The three contested nominees have been approved by the Judiciary Committee and have enough support to get the simple majority vote needed to be confirmed on the Senate floor.

However, Democrats are using Senate rules to filibuster the nominations, effectively blocking a vote. It takes 60 votes to end a filibuster, and Republicans, who have 51 seats in the Senate, have been unable to line up enought votes.

"There has been a concerted effort by the Democratic leadership to block judicial nominees in an unprecedented way, and that's why we're all here tonight," South Carolina Republican Sen. Lindsey Graham said from the floor of the Senate. "Not only is it unprecedented, it's very dangerous."

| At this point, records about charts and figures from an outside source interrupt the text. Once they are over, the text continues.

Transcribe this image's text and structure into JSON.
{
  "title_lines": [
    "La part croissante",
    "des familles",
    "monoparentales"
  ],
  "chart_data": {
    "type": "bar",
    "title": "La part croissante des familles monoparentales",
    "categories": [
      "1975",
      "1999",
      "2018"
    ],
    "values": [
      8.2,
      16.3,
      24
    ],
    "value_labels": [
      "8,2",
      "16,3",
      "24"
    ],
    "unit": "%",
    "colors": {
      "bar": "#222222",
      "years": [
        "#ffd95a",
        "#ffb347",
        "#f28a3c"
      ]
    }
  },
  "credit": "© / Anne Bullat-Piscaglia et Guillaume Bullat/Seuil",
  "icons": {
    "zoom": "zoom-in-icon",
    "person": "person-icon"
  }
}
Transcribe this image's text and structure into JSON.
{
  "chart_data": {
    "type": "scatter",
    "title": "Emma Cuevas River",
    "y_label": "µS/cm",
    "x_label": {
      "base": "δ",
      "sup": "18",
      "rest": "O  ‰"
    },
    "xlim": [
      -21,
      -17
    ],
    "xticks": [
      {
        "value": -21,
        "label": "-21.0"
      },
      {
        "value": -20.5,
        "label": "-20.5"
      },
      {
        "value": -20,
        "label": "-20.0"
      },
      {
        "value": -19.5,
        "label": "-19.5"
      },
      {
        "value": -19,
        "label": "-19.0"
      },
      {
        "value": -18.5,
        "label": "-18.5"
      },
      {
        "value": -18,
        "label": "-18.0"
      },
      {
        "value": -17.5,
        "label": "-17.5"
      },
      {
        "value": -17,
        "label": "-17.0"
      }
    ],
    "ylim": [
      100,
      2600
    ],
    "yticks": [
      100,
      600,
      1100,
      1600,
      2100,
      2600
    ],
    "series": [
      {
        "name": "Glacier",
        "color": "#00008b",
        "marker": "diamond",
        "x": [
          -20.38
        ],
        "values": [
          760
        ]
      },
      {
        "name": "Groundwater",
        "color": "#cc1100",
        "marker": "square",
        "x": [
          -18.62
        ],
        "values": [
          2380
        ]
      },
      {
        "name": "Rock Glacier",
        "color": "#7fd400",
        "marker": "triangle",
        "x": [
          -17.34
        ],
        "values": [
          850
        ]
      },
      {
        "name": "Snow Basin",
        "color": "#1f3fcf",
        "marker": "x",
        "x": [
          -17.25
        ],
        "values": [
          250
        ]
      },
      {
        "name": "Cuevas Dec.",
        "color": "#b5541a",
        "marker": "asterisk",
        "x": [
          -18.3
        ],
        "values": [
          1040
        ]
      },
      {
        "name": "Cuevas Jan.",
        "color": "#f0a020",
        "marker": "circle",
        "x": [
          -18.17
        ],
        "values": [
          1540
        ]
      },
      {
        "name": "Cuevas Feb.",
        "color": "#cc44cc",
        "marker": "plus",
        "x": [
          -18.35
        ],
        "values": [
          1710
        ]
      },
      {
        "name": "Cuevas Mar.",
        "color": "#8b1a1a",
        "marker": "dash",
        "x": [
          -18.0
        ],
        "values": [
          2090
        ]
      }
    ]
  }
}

Democrats: Bush got '98 percent' of his picks

Democrats said that 98 percent of Bush's nominees have been confirmed, and that the filibuster is a long-standing Senate rule to block ideological nominees who are out of the mainstream.

Democrats also said Republicans used filibusters to block far more of President Clinton's judicial nominations, and accuse Republicans of making a big deal of the Democratic filibusters to make the Democratic Party look bad.

But Bush insisted, "Our circuit courts remain in some cases dangerously vacant... Where's the justice?" If the senators behind the filibusters are fair, he said, they will bring the judicial nominees "up to a vote today."

"Well, here we go, more complaining and more upset from the other side," said Barbara Boxer, D-California, on the floor of the Senate. "They just didn't get 100 percent of what they wanted. They only got 98 percent. The score, 168 to 4. You can print other charts, but here's the truth."

"This is a phony filibuster on a phony issue," Sen. Patrick Leahy, D-Vermont, said Wednesday, on CNN's Judy Woodruff's "Inside Politics."

Leahy, the Judiciary Committee's ranking Democrat, said Republicans used Senate rules to torpedo 63 judicial nominations made by President Clinton.